The central bank reduced the overnight borrowing rate to 4.25 percent, it said in a statement.
Twenty-three of the 26 economists surveyed by Bloomberg predicted the decision.
The move came a day after central banks in India, New Zealand and Thailand surprised with their rate decisions as policymakers take stronger steps to counter global economic risks.
The US Federal Reserve’s rate cut last week has given Asian central banks room to pursue looser monetary policy.
Philippine government data released earlier yesterday showed that the nation’s economy grew 5.5 percent last quarter, the slowest pace in more than four years and well below the median estimate of 5.9 percent in a Bloomberg survey of economists.
Briefing reporters in Manila, Philippine Secretary of Economic Planning Ernesto Pernia cited the El Nino weather pattern, the US-China trade dispute and the delayed national budget as challenges for the economy.
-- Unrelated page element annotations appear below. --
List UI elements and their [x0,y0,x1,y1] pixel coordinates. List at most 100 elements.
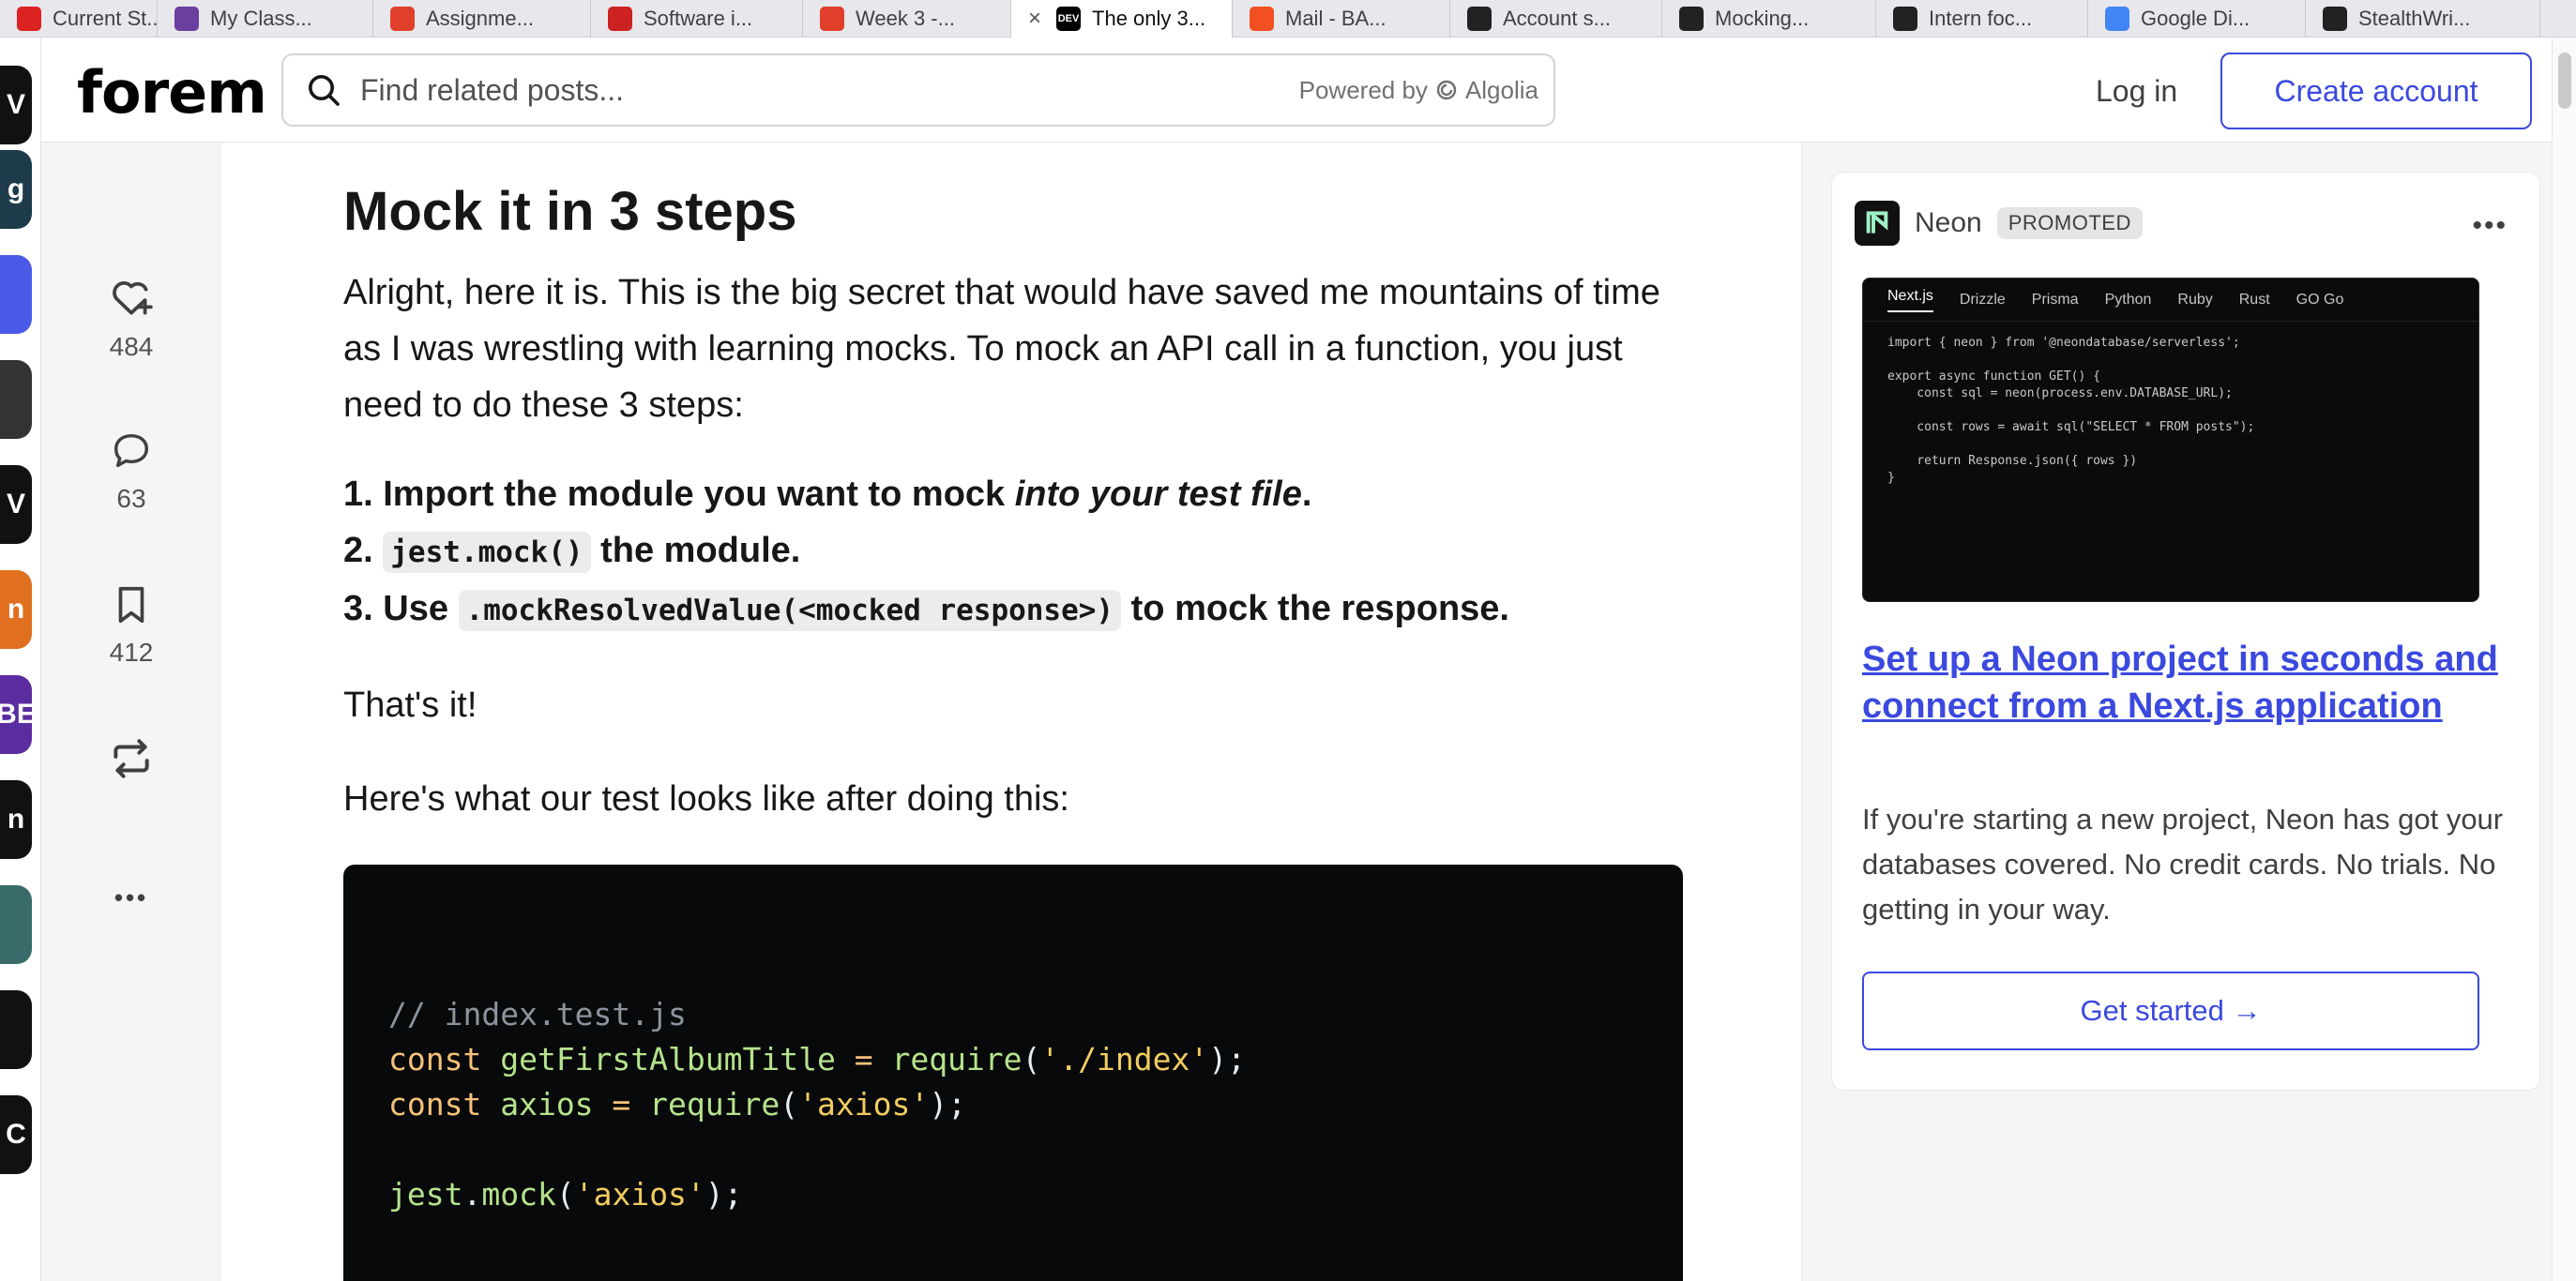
search-placeholder[interactable]: Find related posts... [360,73,1299,108]
browser-tab-label: StealthWri... [2358,7,2471,30]
reaction-sidebar: 484 63 412 ••• [41,143,221,1281]
like-reaction[interactable]: 484 [41,274,221,362]
like-count: 484 [109,332,154,361]
app-shortcut-icon[interactable]: n [0,780,32,859]
code-line-5: jest.mock('axios'); [388,1176,743,1213]
browser-tab[interactable]: Mocking... [1662,0,1876,38]
article-body: Mock it in 3 steps Alright, here it is. … [221,143,1801,1281]
browser-tab[interactable]: Current St... [0,0,158,38]
search-input[interactable]: Find related posts... Powered by Algolia [281,53,1555,127]
app-shortcut-icon[interactable] [0,360,32,439]
forem-logo[interactable]: forem [77,58,267,127]
browser-tab[interactable]: Mail - BA... [1233,0,1450,38]
more-options-button[interactable]: ••• [41,883,221,912]
tab-favicon-icon [390,7,415,31]
browser-tab[interactable]: Software i... [591,0,803,38]
ad-code-screenshot[interactable]: Next.js Drizzle Prisma Python Ruby Rust GO Go … [1862,278,2479,602]
app-shortcut-icon[interactable]: C [0,1095,32,1174]
ad-image-tab: Prisma [2031,291,2079,308]
browser-tab-label: Mocking... [1715,7,1810,30]
app-shortcut-icon[interactable]: n [0,570,32,649]
browser-tab[interactable]: × DEV The only 3... [1011,0,1233,38]
app-shortcut-icon[interactable]: BE [0,675,32,754]
ad-image-tab: Rust [2238,291,2270,308]
section-heading: Mock it in 3 steps [343,181,797,242]
powered-by-brand: Algolia [1464,75,1538,104]
tab-favicon-icon [1893,7,1917,31]
tab-favicon-icon [174,7,199,31]
browser-tab-label: Google Di... [2141,7,2250,30]
app-shortcut-icon[interactable] [0,255,32,334]
browser-tab-label: Account s... [1503,7,1611,30]
app-shortcut-icon[interactable]: V [0,465,32,544]
share-reaction[interactable] [41,735,221,782]
browser-tab[interactable]: Google Di... [2088,0,2306,38]
app-shortcut-icon[interactable]: V [0,66,32,144]
browser-tab[interactable]: StealthWri... [2306,0,2540,38]
thats-it-paragraph: That's it! [343,686,477,725]
close-tab-icon[interactable]: × [1028,6,1041,32]
sponsor-name[interactable]: Neon [1915,207,1982,239]
neon-logo-icon [1855,201,1900,246]
create-account-button[interactable]: Create account [2220,53,2532,129]
powered-by-algolia[interactable]: Powered by Algolia [1299,76,1538,105]
ad-image-tab: Next.js [1887,288,1933,312]
scrollbar-thumb[interactable] [2558,53,2571,109]
app-shortcut-icon[interactable] [0,990,32,1069]
browser-tab[interactable]: Intern foc... [1876,0,2088,38]
ad-image-tab: GO Go [2296,291,2344,308]
repost-icon [114,739,149,778]
ad-image-tabs: Next.js Drizzle Prisma Python Ruby Rust GO Go [1863,279,2478,322]
step-3-text: 3. Use [343,589,459,628]
algolia-icon [1436,80,1457,100]
ad-image-tab: Python [2104,291,2152,308]
browser-tab-label: Week 3 -... [856,7,955,30]
browser-tab[interactable]: Account s... [1450,0,1662,38]
step-2-text: 2. [343,531,384,570]
intro-paragraph: Alright, here it is. This is the big sec… [343,273,1660,425]
promoted-card: Neon PROMOTED ••• Next.js Drizzle Prisma Py… [1832,173,2539,1090]
comment-reaction[interactable]: 63 [41,430,221,514]
step-2-code: jest.mock() [383,532,591,573]
page-scrollbar[interactable] [2552,38,2576,1281]
bookmark-reaction[interactable]: 412 [41,583,221,668]
browser-tab-label: Current St... [53,7,158,30]
comment-icon [114,433,149,468]
browser-tab-strip: Current St... My Class... Assignme... Softw… [0,0,2576,38]
tab-favicon-icon [1250,7,1274,31]
ad-image-tab: Ruby [2177,291,2213,308]
site-header: forem Find related posts... Powered by A… [41,38,2552,143]
get-started-button[interactable]: Get started → [1862,972,2479,1050]
tab-favicon-icon [820,7,844,31]
browser-tab[interactable]: My Class... [158,0,373,38]
sponsor-brand[interactable]: Neon PROMOTED [1855,201,2143,246]
ad-image-tab: Drizzle [1959,291,2006,308]
heart-plus-icon [113,281,153,315]
code-line-comment: // index.test.js [388,996,687,1032]
more-dots-icon: ••• [114,883,149,912]
step-1: 1. Import the module you want to mock in… [343,466,1509,522]
code-line-3: const axios = require('axios'); [388,1086,966,1123]
browser-tab[interactable]: Assignme... [373,0,591,38]
ad-title-link[interactable]: Set up a Neon project in seconds and con… [1862,636,2500,730]
login-link[interactable]: Log in [2079,66,2194,116]
tab-favicon-icon [608,7,632,31]
ad-description: If you're starting a new project, Neon h… [1862,803,2504,926]
card-more-icon[interactable]: ••• [2472,210,2508,242]
tab-favicon-icon [2105,7,2129,31]
app-shortcut-icon[interactable] [0,885,32,964]
app-shortcut-icon[interactable]: g [0,150,32,229]
browser-tab-label: Software i... [644,7,753,30]
step-1-suffix: . [1301,475,1312,514]
powered-by-label: Powered by [1298,75,1428,104]
ad-image-code: import { neon } from '@neondatabase/serv… [1887,336,2255,485]
bookmark-count: 412 [109,638,154,667]
step-3-suffix: to mock the response. [1121,589,1509,628]
tab-favicon-icon [17,7,41,31]
app-rail: Vg Vn BE n C [0,38,41,1281]
browser-tab-label: Intern foc... [1929,7,2033,30]
tab-favicon-icon [1467,7,1492,31]
browser-tab-label: My Class... [210,7,312,30]
browser-tab[interactable]: Week 3 -... [803,0,1011,38]
code-block: // index.test.js const getFirstAlbumTitl… [343,865,1683,1281]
The government might have to revisit its economic targets — “just to be realistic about what we expect this year” Pernia said — even as he said GDP growth could still reach 6 to 6.5 percent for the full year.
The central bank cut interest rates by 25 basis points in May and paused in June.
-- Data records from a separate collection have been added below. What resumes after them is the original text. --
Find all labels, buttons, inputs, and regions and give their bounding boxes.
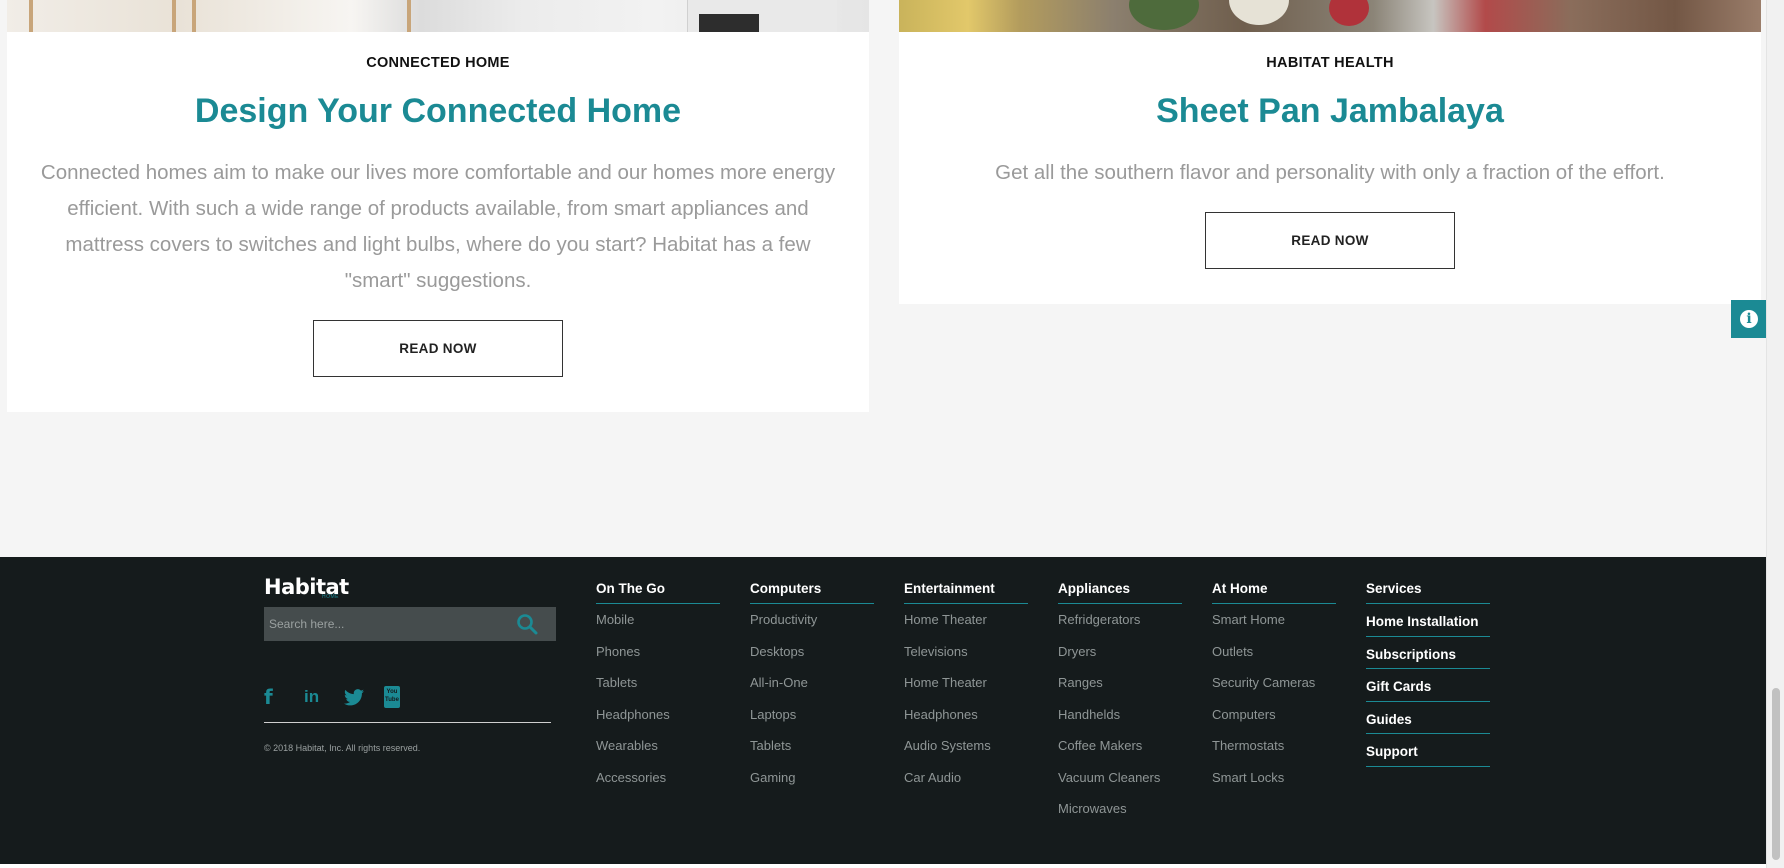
column-heading[interactable]: Appliances xyxy=(1058,581,1182,604)
service-link-home-installation[interactable]: Home Installation xyxy=(1366,604,1490,637)
chair-leg xyxy=(192,0,196,32)
vegetable xyxy=(1329,0,1369,26)
footer-logo-subtitle: HOME xyxy=(322,594,339,600)
footer-link[interactable]: Thermostats xyxy=(1212,730,1336,762)
card-title[interactable]: Sheet Pan Jambalaya xyxy=(899,92,1761,131)
footer-link[interactable]: Headphones xyxy=(904,699,1028,731)
article-card-connected-home: CONNECTED HOME Design Your Connected Hom… xyxy=(7,0,869,412)
footer-link[interactable]: Headphones xyxy=(596,699,720,731)
linkedin-icon[interactable]: in xyxy=(304,685,344,709)
footer-link[interactable]: Productivity xyxy=(750,604,874,636)
footer-link[interactable]: Dryers xyxy=(1058,636,1182,668)
card-category: HABITAT HEALTH xyxy=(1266,55,1394,71)
footer-link[interactable]: Televisions xyxy=(904,636,1028,668)
footer-link[interactable]: Mobile xyxy=(596,604,720,636)
footer-link[interactable]: Tablets xyxy=(750,730,874,762)
footer-column-entertainment: Entertainment Home Theater Televisions H… xyxy=(904,581,1028,793)
footer-link[interactable]: Handhelds xyxy=(1058,699,1182,731)
footer-link[interactable]: Outlets xyxy=(1212,636,1336,668)
footer-column-services: Services Home Installation Subscriptions… xyxy=(1366,581,1490,767)
vegetable xyxy=(1229,0,1289,25)
column-heading[interactable]: At Home xyxy=(1212,581,1336,604)
vegetable xyxy=(1129,0,1199,30)
read-now-button[interactable]: READ NOW xyxy=(313,320,563,377)
chair-leg xyxy=(172,0,176,32)
column-heading[interactable]: Entertainment xyxy=(904,581,1028,604)
footer-link[interactable]: Computers xyxy=(1212,699,1336,731)
footer-link[interactable]: Phones xyxy=(596,636,720,668)
twitter-icon[interactable] xyxy=(344,685,384,709)
card-image-kitchen[interactable] xyxy=(7,0,869,32)
footer-link[interactable]: Refridgerators xyxy=(1058,604,1182,636)
youtube-icon[interactable]: You Tube xyxy=(384,685,424,709)
footer-column-on-the-go: On The Go Mobile Phones Tablets Headphon… xyxy=(596,581,720,793)
footer-link[interactable]: Accessories xyxy=(596,762,720,794)
page-bottom-edge xyxy=(0,864,1766,868)
read-now-button[interactable]: READ NOW xyxy=(1205,212,1455,269)
chair-leg xyxy=(407,0,411,32)
copyright-text: © 2018 Habitat, Inc. All rights reserved… xyxy=(264,743,421,753)
info-button[interactable]: i xyxy=(1731,300,1767,338)
footer-column-appliances: Appliances Refridgerators Dryers Ranges … xyxy=(1058,581,1182,825)
footer-column-computers: Computers Productivity Desktops All-in-O… xyxy=(750,581,874,793)
footer-link[interactable]: Vacuum Cleaners xyxy=(1058,762,1182,794)
footer-link[interactable]: Audio Systems xyxy=(904,730,1028,762)
footer-link[interactable]: Ranges xyxy=(1058,667,1182,699)
card-category: CONNECTED HOME xyxy=(366,55,510,71)
search-icon[interactable] xyxy=(516,613,538,635)
service-link-subscriptions[interactable]: Subscriptions xyxy=(1366,637,1490,669)
footer-link[interactable]: Smart Home xyxy=(1212,604,1336,636)
service-link-guides[interactable]: Guides xyxy=(1366,702,1490,734)
footer-link[interactable]: Car Audio xyxy=(904,762,1028,794)
oven-door xyxy=(699,14,759,32)
card-title[interactable]: Design Your Connected Home xyxy=(7,92,869,131)
service-link-support[interactable]: Support xyxy=(1366,734,1490,767)
card-image-food[interactable] xyxy=(899,0,1761,32)
footer-link[interactable]: Tablets xyxy=(596,667,720,699)
card-description: Connected homes aim to make our lives mo… xyxy=(40,161,836,292)
service-link-gift-cards[interactable]: Gift Cards xyxy=(1366,669,1490,702)
chair-leg xyxy=(29,0,33,32)
footer-link[interactable]: Smart Locks xyxy=(1212,762,1336,794)
footer-search xyxy=(264,607,556,641)
footer-link[interactable]: Gaming xyxy=(750,762,874,794)
footer-divider xyxy=(264,722,551,723)
services-heading[interactable]: Services xyxy=(1366,581,1490,604)
site-footer: Habitat HOME f in You Tube © 2018 Habita… xyxy=(0,557,1766,864)
vertical-scrollbar[interactable] xyxy=(1766,0,1784,868)
facebook-icon[interactable]: f xyxy=(264,685,304,709)
footer-link[interactable]: Security Cameras xyxy=(1212,667,1336,699)
social-links: f in You Tube xyxy=(264,685,424,709)
footer-link[interactable]: Desktops xyxy=(750,636,874,668)
column-heading[interactable]: Computers xyxy=(750,581,874,604)
article-card-sheet-pan-jambalaya: HABITAT HEALTH Sheet Pan Jambalaya Get a… xyxy=(899,0,1761,304)
info-icon: i xyxy=(1740,310,1758,328)
scrollbar-thumb[interactable] xyxy=(1772,688,1780,860)
footer-link[interactable]: Microwaves xyxy=(1058,793,1182,825)
footer-link[interactable]: Laptops xyxy=(750,699,874,731)
footer-column-at-home: At Home Smart Home Outlets Security Came… xyxy=(1212,581,1336,793)
column-heading[interactable]: On The Go xyxy=(596,581,720,604)
footer-link[interactable]: All-in-One xyxy=(750,667,874,699)
card-description: Get all the southern flavor and personal… xyxy=(995,161,1665,184)
footer-link[interactable]: Wearables xyxy=(596,730,720,762)
search-input[interactable] xyxy=(264,607,504,641)
footer-link[interactable]: Home Theater xyxy=(904,667,1028,699)
footer-link[interactable]: Home Theater xyxy=(904,604,1028,636)
footer-link[interactable]: Coffee Makers xyxy=(1058,730,1182,762)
Bangko Sentral ng Pilipinas Governor Benjamin Diokno said earlier this week that he sees about 50 basis points of interest rate cuts for the rest of the year.
Inflation eased to a two-year low of 2.4 percent last month from 2.7 percent in June.
Benign inflation due to lower food prices, easing oil costs and a high statistical base effect leaves room for further monetary easing, economists said.